Step 4: Count the powers of 3 and 7 in the expression
Powers of 3 = 2 + 1 + 1 + 3 + 1 + 3 + 4 = 15
Powers of 7 = 1 + 1 + 1 + 1 + 1 + 1 + 2 + 2 + 3 + 3 + 3 = 19

Step 5: Determine the maximum value of n
We need to find the maximum value of n such that the given expression is perfectly divisible by 21^n.
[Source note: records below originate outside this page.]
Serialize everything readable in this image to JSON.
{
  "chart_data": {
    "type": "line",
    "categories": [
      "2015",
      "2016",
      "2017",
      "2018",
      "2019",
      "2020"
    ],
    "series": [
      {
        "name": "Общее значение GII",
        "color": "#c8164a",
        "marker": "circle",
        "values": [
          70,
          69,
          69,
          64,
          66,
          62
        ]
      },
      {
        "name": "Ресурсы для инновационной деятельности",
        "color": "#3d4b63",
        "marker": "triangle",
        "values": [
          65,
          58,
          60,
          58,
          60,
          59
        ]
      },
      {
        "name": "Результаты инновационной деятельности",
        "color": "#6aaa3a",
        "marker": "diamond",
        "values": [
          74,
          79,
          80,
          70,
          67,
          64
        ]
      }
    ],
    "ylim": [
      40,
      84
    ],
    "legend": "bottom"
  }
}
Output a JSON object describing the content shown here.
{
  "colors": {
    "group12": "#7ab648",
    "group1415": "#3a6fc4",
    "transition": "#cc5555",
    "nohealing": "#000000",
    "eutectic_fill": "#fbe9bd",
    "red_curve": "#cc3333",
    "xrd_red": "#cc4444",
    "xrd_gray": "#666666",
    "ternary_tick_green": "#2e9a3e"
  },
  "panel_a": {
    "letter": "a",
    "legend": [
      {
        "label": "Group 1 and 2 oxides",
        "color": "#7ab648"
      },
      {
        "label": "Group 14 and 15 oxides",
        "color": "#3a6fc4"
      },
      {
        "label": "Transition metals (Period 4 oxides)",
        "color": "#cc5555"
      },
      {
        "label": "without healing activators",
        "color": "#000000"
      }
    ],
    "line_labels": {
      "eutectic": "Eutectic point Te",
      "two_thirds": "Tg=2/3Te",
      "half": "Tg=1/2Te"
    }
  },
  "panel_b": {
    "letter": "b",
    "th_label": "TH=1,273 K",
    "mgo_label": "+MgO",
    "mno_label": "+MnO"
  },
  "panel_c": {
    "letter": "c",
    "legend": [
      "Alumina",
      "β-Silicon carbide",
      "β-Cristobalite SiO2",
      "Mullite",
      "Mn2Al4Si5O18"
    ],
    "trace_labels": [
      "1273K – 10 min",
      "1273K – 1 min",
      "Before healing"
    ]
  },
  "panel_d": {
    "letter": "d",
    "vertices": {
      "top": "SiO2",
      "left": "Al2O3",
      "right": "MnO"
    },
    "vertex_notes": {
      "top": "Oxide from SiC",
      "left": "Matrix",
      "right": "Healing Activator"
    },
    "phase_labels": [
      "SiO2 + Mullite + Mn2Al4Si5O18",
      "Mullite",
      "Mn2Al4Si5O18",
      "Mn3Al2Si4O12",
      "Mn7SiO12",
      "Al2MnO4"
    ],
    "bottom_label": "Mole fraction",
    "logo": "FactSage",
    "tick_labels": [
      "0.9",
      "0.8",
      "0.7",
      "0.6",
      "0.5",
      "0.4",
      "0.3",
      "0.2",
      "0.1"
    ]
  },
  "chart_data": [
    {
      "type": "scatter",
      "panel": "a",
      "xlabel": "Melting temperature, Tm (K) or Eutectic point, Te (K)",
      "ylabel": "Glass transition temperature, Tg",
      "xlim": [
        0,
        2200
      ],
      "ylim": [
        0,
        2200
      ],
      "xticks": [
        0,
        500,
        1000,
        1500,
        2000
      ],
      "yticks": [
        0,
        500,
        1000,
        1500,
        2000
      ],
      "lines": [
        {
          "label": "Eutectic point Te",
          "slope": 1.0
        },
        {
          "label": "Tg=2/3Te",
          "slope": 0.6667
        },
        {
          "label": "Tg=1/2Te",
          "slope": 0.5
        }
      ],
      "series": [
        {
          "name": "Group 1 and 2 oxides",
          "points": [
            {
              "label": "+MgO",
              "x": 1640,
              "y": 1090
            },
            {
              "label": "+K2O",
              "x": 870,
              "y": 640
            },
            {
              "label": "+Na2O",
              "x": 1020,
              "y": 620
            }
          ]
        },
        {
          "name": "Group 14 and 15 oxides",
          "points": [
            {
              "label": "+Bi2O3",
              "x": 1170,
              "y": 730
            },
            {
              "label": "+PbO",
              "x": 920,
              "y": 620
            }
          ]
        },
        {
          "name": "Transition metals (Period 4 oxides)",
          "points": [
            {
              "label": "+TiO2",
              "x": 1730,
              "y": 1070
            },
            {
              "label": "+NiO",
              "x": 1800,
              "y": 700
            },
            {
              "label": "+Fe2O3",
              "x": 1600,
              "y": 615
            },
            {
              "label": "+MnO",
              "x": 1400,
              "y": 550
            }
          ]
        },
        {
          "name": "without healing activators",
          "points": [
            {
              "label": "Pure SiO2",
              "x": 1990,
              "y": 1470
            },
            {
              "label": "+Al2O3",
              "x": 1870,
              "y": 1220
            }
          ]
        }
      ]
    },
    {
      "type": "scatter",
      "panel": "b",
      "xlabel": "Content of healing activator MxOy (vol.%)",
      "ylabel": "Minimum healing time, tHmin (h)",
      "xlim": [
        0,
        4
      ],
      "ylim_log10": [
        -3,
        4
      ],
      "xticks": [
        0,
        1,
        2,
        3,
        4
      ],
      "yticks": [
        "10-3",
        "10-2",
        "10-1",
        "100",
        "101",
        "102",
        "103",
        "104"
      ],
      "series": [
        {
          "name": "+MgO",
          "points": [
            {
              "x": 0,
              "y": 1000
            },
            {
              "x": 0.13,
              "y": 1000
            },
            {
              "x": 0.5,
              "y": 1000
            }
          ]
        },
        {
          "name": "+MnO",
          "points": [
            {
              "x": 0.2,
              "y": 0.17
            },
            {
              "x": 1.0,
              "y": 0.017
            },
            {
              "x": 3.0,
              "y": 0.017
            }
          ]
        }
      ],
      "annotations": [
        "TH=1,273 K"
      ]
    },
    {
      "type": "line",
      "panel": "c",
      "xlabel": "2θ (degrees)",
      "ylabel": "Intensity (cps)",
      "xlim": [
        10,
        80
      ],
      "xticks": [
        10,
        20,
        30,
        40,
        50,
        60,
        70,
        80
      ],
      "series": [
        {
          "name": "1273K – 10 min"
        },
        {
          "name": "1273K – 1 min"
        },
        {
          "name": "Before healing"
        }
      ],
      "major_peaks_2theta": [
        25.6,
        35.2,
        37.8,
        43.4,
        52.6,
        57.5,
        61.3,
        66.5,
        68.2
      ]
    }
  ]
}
Since 21 = 3 × 7, we need to consider the minimum power of 3 and 7 in the expression.
Minimum power of 3 = 15
Minimum power of 7 = 19
Hence, the maximum value of n is 15.

Conclusion:
The maximum value of n such that 77*42*37*57*30*90*70*2400*2402*243*343 is perfectly divisible by 21^n is 15.